Financial services giant Fidelity’s director of global macro says bitcoin is “exponential gold.” He explained that gold is “too deflationary and clunky to be used as a medium of exchange,” noting that “investors own it primarily as a store of value — and one of the many reasons bitcoin is often compared to gold.”
Fidelity’s Director Thinks of Bitcoin as ‘Exponential Gold’
Jurrien Timmer, director of global macro at financial services giant Fidelity, shared his bitcoin outlook in a series of posts on social media platform X this week. He wrote on Wednesday:In my view, bitcoin is a commodity currency that aspires to be a store of value and a hedge against monetary debasement. I think of it as exponential gold.“Historically, during structural regimes in which inflation runs hot, real rates are negative, and/or money supply growth is excessive, gold tends to shine and gain market share relative to GDP. Notable examples: the 1970s and 2000s,” Timmer detailed.

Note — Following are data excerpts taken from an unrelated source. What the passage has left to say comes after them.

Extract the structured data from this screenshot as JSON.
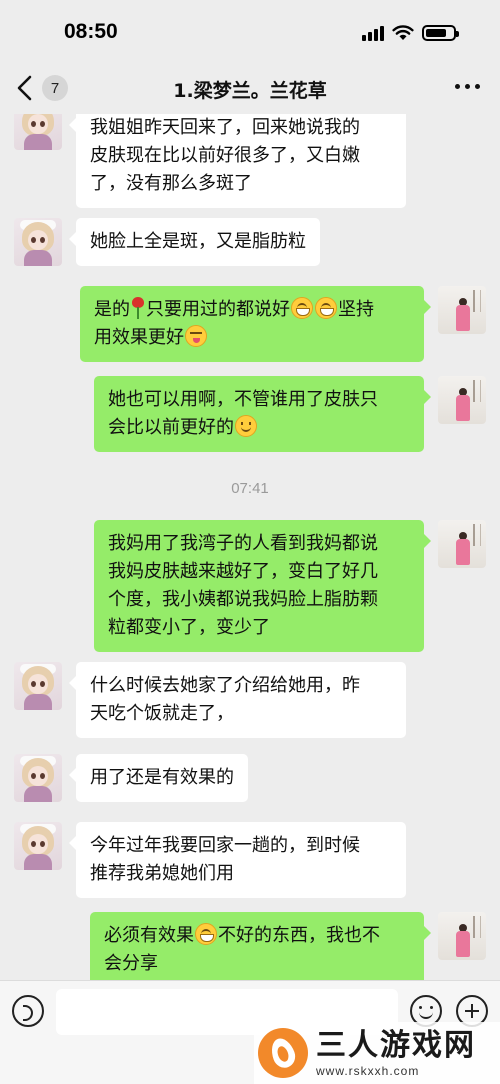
{
  "status_bar": {
    "time": "08:50"
  },
  "nav": {
    "unread_count": "7",
    "title": "1.梁梦兰。兰花草"
  },
  "timestamp": "07:41",
  "messages": [
    {
      "side": "left",
      "lines": [
        "我姐姐昨天回来了，回来她说我的",
        "皮肤现在比以前好很多了，又白嫩",
        "了，没有那么多斑了"
      ]
    },
    {
      "side": "left",
      "lines": [
        "她脸上全是斑，又是脂肪粒"
      ]
    },
    {
      "side": "right",
      "line1_a": "是的",
      "line1_b": "只要用过的都说好",
      "line1_c": "坚持",
      "line2_a": "用效果更好"
    },
    {
      "side": "right",
      "line1": "她也可以用啊，不管谁用了皮肤只",
      "line2_a": "会比以前更好的"
    },
    {
      "side": "right",
      "lines": [
        "我妈用了我湾子的人看到我妈都说",
        "我妈皮肤越来越好了，变白了好几",
        "个度，我小姨都说我妈脸上脂肪颗",
        "粒都变小了，变少了"
      ]
    },
    {
      "side": "left",
      "lines": [
        "什么时候去她家了介绍给她用，昨",
        "天吃个饭就走了，"
      ]
    },
    {
      "side": "left",
      "lines": [
        "用了还是有效果的"
      ]
    },
    {
      "side": "left",
      "lines": [
        "今年过年我要回家一趟的，到时候",
        "推荐我弟媳她们用"
      ]
    },
    {
      "side": "right",
      "line1_a": "必须有效果",
      "line1_b": "不好的东西，我也不",
      "line2": "会分享"
    }
  ],
  "input": {
    "placeholder": ""
  },
  "watermark": {
    "title": "三人游戏网",
    "url": "www.rskxxh.com"
  },
  "icons": {
    "back": "chevron-left-icon",
    "more": "more-dots-icon",
    "voice": "voice-icon",
    "emoji": "emoji-icon",
    "plus": "plus-icon",
    "signal": "signal-icon",
    "wifi": "wifi-icon",
    "battery": "battery-icon"
  },
  "colors": {
    "background": "#ededed",
    "bubble_self": "#95ec69",
    "bubble_other": "#ffffff"
  }
}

While noting that “Gold is money,” he argued:
It’s too deflationary and clunky to be used as a medium of exchange. Hence, investors own it primarily as a store of value – and one of the many reasons bitcoin is often compared to gold.On Friday, the Fidelity director further discussed bitcoin on X. “Based on monthly data as of September, bitcoin still has a positive correlation to equities, but less so than many other assets,” he said. “Where might bitcoin sit in a 60/40 portfolio? In my view, it should sit squarely in the alts bucket. However, while bitcoin’s correlation is becoming less positive against the S&P 500, it is not negatively correlated against much else.” Timmer additionally stated that BTC is “negatively correlated to the U.S. dollar and T-bills.” He continued: “Surprisingly, it is uncorrelated against gold. That’s bad because it puts a question mark behind the thesis that bitcoin is playing for the same team as gold. But it’s positive because we want as many of the alts to be uncorrelated against both the 60/40 index and against other alts.” The executive concluded: “If bitcoin and gold play on the same team but in different games, then that’s not too bad.”